Yep, I do this occasionally too. Lately however, I've been making a conscious effort to stop. A few weeks ago I realized I was having a "conversation" with myself about the coffee pot taking too long to brew, and it felt kind of jarring... Since then I've *mostly* stopped it.

And, yes, Lilfly, that hug icon IS kind of odd looking!


----------



## GlueEater (Nov 16, 2006)

It's almost as if I plan out my conversations before they happen. Trying to anticipate conversations before they happen so I'm "prepared". Funny thing is when the situation that I planned for and wrote almost word for word in my head comes up I freeze and am too scared to say it. And it I do say it it's rushed and panicked. So I usually will have to repeat it several times, losing it's genius effect that I created in my mind.


----------



## blank_mind (Feb 14, 2007)

I rarely talk to myself out loud, but i talk to myself in my head all of the time, and i sometimes mouth out the words, but only when i'm by myself. 
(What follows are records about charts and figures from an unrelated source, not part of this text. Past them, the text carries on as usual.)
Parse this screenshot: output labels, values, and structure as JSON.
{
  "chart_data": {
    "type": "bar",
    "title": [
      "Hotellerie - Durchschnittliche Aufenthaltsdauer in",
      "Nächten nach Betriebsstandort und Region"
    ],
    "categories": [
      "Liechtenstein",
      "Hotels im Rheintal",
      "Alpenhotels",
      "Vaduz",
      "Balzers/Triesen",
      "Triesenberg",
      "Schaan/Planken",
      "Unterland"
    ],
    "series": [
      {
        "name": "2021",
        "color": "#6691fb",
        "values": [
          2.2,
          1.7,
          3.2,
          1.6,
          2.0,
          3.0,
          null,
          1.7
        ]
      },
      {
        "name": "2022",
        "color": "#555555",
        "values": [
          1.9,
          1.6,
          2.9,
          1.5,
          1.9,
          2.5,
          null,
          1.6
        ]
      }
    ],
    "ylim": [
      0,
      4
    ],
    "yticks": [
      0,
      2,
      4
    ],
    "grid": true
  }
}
I also plan out conversations too, like if i start thinking about somebody, then i'll have a conversation with them in my head, even though i know i would never talk to them like that in real life. :sigh


----------



## GlueEater (Nov 16, 2006)

I too mouth the words as I make them up in my head. But sometimes I won't realize it and I'll do it in public, usually walking down the halls.


----------



## Message (Sep 20, 2006)

I do sometimes... but not like a lot of you are saying. There's the usual exclamation by yourself, and then sometimes I'll tell myself outloud how stupid I am, or ugly, or pathetic. It's very sad that I tell myself these things... I only started doing it within the past few months.
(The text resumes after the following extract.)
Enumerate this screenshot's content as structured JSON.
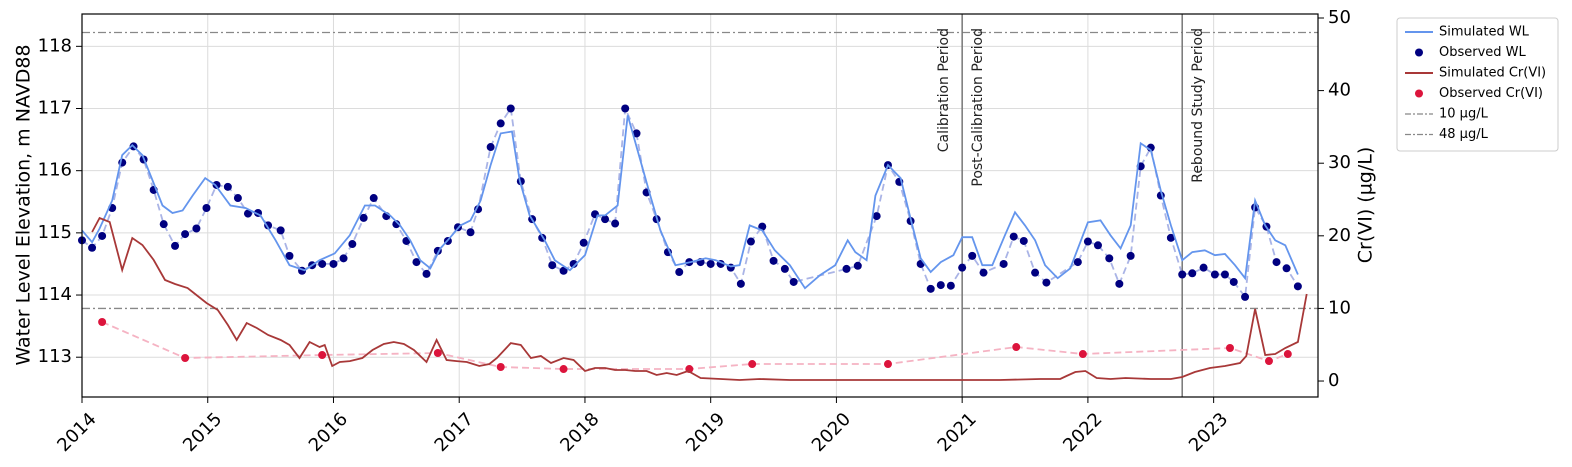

Actually now that I think of it, I sometimes act scenes out in my head, and sometimes I'll whisper things outloud. I think of a random scenario, let's say, an argument between me and a professor, and will mouth out or say things that I would say to them. It's almost always when I'm in front of the mirror, getting ready for the day or something.


----------



## Lilfly (Feb 16, 2007)

It's the dreaded mirror monster :twisted .. I think that happens more to women than men..b/c we have to spend so much more time on ourselves to be 'socially acceptable' and have you ever looked in the mirror (kinda mesmerized) and got freaked out..ya know, like it's not you looking at you...uuhh..maybe I've said too much :eyes 

Anyway, Peace,
Lilfly


----------



## BeachGaBulldog (Feb 13, 2007)

I have done it A LOT for A VERY LONG TIME. I do it just about all the time no matter where I am or what I am doing. I talk to myself about movies, sports, you name it.


----------



## GlueEater (Nov 16, 2006)

*Re: re: Talking to yourself.*



Lilfly said:


> It's the dreaded mirror monster :twisted .. I think that happens more to women than men..b/c we have to spend so much more time on ourselves to be 'socially acceptable' and have you ever looked in the mirror (kinda mesmerized) and got freaked out..ya know, like it's not you looking at you...uuhh..maybe I've said too much :eyes
> 
> Anyway, Peace,
> Lilfly


I do, without dismissing you and your problem (if I can call it that) I have to say it's just as bad with men because it's socially unacceptable for men to do so.


----------



## Lilfly (Feb 16, 2007)

Hi GlueEater,

I don't think I was too clear on my last post...I meant that women spend more time in front of the mirror putting on make-up..
I know that 'talking to oneself' is just as equally unacceptale for men as it is women
No ofence ment  
Peace,
Lilfly


----------



## GlueEater (Nov 16, 2006)

I never took any offence to it.


----------



## srschirm (Jun 25, 2006)

I talk to myself as well, and I think everyone does to some extent.


----------